I swore to myself when I took on my role at Radio Wales that I'd try my best to respond to every piece of music I'm fortunate to receive.

It's not always possible, despite my best efforts. But when I do get back to the musicians I spend a lot of time considering the good points and the bad points of their recordings. And I try to be as clear and direct as I can be in my criticisms.

Hark at me! Who am I to be bigging up my opinions and critiques of a musician's work in such a sanctimonious way? Well, I agree! But bands who send me music have already chosen to, you know, send me music.

Asking me who I think I am (as sometimes happens) when my reply isn't effusive rather belies an ignorance that validates the rejection in its own right.

Oh, I know how pompous that sounds. It's my equivalent of the 60th guitar multitrack. Your criticism is duly-noted and I'll do my best to implement or ignore it in my next blog.

That's the other aspect of critiquing a rock 'n' roll band (how quaint). What with rock being anti-authoritarian by its very nature, wouldn't listening to a no-mark DJ's criticism be tantamount to rolling over and letting the rock beast stamp on a band's stomach, squeezing their pansy-assed good-for-nothing guts out to show them how it should be done?

There is something in that, I think.

Of course, the best bands arrive almost fully-formed and way beyond the reach of my weaselly criticism. But for those who will insist on rhyming 'fire' with 'desire', or trying to sound like that most-aped of modern beat combos, Funeral For a Friend, I will tell them about it. It might just help them.

This approach works just fine on the radio show. All correspondence is in private: egos are bruised and insults hurled well away from public ears. But these blog things, they're opinion pieces that anyone can read, musical warts, lyrical sores and all.

Say a band from North Wales releases an album, but it's a 25 carat poop of a record, do I call it for what I think it is in the forlorn and self-important hope that it will help raise standards? Or do I lie and extol virtues it hasn't got because this should be all about supporting Welsh music regardless of my personal opinions - readily embracing the role of the local radio DJ who cried "Classic!" Or do I do what my mum might advise: "If you can't write something nice, don't write anything at all."
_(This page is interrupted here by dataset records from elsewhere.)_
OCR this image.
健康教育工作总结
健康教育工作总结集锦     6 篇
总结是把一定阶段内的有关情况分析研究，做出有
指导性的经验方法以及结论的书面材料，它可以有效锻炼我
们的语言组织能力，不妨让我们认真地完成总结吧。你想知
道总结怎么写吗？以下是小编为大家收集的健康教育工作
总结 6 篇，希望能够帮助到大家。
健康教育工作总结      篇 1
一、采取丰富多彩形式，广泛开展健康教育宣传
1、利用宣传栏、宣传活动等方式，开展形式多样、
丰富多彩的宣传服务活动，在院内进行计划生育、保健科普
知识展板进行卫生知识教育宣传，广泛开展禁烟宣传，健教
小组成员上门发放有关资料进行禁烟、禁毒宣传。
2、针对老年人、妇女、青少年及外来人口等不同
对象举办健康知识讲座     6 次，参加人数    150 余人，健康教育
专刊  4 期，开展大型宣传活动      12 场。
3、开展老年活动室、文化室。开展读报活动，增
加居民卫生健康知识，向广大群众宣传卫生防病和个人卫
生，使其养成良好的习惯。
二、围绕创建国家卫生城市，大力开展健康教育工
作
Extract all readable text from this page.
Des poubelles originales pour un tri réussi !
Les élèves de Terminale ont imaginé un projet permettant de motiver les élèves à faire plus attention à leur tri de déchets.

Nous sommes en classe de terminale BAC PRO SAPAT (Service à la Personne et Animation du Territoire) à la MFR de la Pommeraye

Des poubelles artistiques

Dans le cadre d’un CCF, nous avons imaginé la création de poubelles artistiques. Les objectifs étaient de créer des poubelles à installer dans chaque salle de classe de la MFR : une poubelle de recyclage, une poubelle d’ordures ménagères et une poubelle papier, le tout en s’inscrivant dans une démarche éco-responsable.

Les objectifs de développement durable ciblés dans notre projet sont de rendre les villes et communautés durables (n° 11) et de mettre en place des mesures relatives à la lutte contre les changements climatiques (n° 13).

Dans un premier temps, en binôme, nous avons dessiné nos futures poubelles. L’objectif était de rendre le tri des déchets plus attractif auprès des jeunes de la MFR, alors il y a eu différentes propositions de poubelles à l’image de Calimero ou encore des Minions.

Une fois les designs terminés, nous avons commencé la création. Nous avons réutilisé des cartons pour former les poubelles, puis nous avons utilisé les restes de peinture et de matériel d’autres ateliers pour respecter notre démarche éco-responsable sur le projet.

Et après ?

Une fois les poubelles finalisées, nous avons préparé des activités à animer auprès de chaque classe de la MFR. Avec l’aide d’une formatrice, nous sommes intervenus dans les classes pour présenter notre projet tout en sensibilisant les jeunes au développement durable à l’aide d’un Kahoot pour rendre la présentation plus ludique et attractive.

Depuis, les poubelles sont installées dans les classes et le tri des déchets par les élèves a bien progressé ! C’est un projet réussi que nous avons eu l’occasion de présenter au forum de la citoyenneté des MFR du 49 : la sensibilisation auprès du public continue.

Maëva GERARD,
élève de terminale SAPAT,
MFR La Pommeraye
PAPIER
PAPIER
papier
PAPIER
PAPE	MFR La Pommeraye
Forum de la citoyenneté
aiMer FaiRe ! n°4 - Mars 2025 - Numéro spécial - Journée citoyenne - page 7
Well, this being a blog, I choose the first course. I have to. It's not about my ego, some unfulfilled megalomania or incipient vindictiveness. It's about respect; respecting the musicians who send me music and respecting the readers who come to these pages expecting an honest appraisal of the area's music so they have a better idea what is deserving of their music and attention. That audience - the one that benefits both this blog and the musicians - will only return if they trust that this is written with as much integrity as I can muster.

I will do that.

I promise.

So, now we have the goalposts set-up, who's got a ball?